Dalam arahannya, Dahnil menekankan pentingnya kesiapan mental dan kemampuan mengelola emosi bagi para petugas yang akan menjadi garda terdepan dalam melayani jemaah haji Indonesia di Tanah Suci.
“Kita siap menyukseskan Haji 2026. Kesiapan mental menjadi penting, termasuk kemampuan mengelola emosi, agar kekuatan fisik yang kita miliki benar-benar ditopang oleh kekuatan rohani yang siap,” ujarnya.
Ia mengingatkan bahwa tugas sebagai petugas haji bukan sekadar pekerjaan, tetapi juga bagian dari misi pengabdian kepada agama dan negara. Oleh karena itu, pelayanan harus dilakukan secara profesional, adaptif, dan inklusif, mengingat latar belakang jemaah yang beragam.
Dahnil juga menegaskan agar seluruh petugas tetap fokus pada tugas utama mendampingi dan melayani jemaah, serta menghindari perilaku yang tidak relevan selama menjalankan tugas.
“Saya berharap teman-teman petugas itu fokus pada tugasnya untuk mendampingi dan menjaga jamaah. Jadi tidak perlu flexing segala macam, pamer kegiatan,” tegasnya.

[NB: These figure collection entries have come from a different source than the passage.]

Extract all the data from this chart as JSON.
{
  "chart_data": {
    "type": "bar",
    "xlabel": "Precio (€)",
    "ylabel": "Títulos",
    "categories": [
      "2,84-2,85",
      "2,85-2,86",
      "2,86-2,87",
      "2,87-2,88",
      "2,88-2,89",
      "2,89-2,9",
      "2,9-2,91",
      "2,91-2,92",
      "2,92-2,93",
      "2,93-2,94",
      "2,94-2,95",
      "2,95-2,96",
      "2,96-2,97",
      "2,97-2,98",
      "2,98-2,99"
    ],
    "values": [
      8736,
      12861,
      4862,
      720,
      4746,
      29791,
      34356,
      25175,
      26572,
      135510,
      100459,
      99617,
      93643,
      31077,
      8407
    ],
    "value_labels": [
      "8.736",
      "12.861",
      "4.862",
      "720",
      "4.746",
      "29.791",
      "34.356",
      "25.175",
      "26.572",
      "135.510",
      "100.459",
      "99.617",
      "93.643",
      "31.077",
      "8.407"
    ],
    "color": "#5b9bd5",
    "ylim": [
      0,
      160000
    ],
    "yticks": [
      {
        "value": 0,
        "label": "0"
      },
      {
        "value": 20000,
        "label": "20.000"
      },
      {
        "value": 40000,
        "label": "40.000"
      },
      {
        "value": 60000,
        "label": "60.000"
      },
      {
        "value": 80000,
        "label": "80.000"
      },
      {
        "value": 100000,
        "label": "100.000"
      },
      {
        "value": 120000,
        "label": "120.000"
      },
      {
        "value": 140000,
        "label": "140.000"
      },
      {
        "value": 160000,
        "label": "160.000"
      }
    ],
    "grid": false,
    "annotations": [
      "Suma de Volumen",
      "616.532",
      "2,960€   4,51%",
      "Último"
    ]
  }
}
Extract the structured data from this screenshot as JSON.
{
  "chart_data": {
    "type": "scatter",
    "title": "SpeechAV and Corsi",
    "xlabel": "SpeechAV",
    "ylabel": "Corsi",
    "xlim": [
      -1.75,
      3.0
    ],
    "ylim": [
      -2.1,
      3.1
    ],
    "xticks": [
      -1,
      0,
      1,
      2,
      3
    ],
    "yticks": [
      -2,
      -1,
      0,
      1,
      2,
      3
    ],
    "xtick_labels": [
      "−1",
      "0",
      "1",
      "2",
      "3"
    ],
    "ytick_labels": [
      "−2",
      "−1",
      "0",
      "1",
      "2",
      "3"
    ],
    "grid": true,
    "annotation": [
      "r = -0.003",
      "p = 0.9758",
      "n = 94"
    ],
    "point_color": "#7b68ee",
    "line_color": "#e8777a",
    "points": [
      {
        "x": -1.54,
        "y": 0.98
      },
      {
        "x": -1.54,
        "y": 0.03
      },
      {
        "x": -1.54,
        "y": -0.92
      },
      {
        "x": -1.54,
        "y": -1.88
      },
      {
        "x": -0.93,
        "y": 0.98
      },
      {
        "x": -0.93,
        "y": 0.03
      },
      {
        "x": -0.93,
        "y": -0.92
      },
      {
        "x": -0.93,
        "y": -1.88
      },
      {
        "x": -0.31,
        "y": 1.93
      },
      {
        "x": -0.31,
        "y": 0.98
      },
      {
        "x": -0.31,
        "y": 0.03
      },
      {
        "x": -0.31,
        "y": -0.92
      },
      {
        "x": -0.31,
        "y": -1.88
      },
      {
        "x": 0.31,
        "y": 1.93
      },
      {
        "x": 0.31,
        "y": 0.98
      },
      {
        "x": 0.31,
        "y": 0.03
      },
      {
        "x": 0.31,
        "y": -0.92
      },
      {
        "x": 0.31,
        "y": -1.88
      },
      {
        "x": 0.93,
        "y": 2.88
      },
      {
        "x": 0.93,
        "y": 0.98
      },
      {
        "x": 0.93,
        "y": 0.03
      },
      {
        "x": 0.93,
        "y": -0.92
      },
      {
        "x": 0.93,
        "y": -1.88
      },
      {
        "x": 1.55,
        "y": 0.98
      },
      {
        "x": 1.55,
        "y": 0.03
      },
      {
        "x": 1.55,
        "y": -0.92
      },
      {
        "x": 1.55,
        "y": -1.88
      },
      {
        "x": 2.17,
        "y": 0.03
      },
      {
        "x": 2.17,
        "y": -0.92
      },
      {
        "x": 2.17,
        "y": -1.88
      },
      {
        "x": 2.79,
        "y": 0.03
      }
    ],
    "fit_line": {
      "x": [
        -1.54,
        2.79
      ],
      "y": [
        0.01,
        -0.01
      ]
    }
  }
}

Meski demikian, ia tetap mendorong pemanfaatan media sosial secara positif sebagai sarana edukasi dan penyebaran informasi kepada masyarakat.
“Tapi kalau untuk syiar, saya pikir kami mendorong mereka untuk syiar artinya mengabarkan, syiar mengedukasi. Bahkan kami menganjurkan seluruh petugas melakukan edukasi via sosial media, kabar-kabar baik,” katanya.
“Memastikan informasi yang baik dan dibutuhkan oleh jamaah itu sampai ke jamaah dan keluarganya,” tambahnya.
Pelepasan ini menjadi bagian dari rangkaian persiapan pelayanan haji Indonesia tahun 2026. Pemerintah menargetkan penyelenggaraan ibadah haji berjalan optimal dengan dukungan petugas yang profesional, berintegritas, dan berorientasi pada pelayanan, sehingga jemaah dapat menjalankan ibadah dengan aman, nyaman, dan meraih haji mabrur.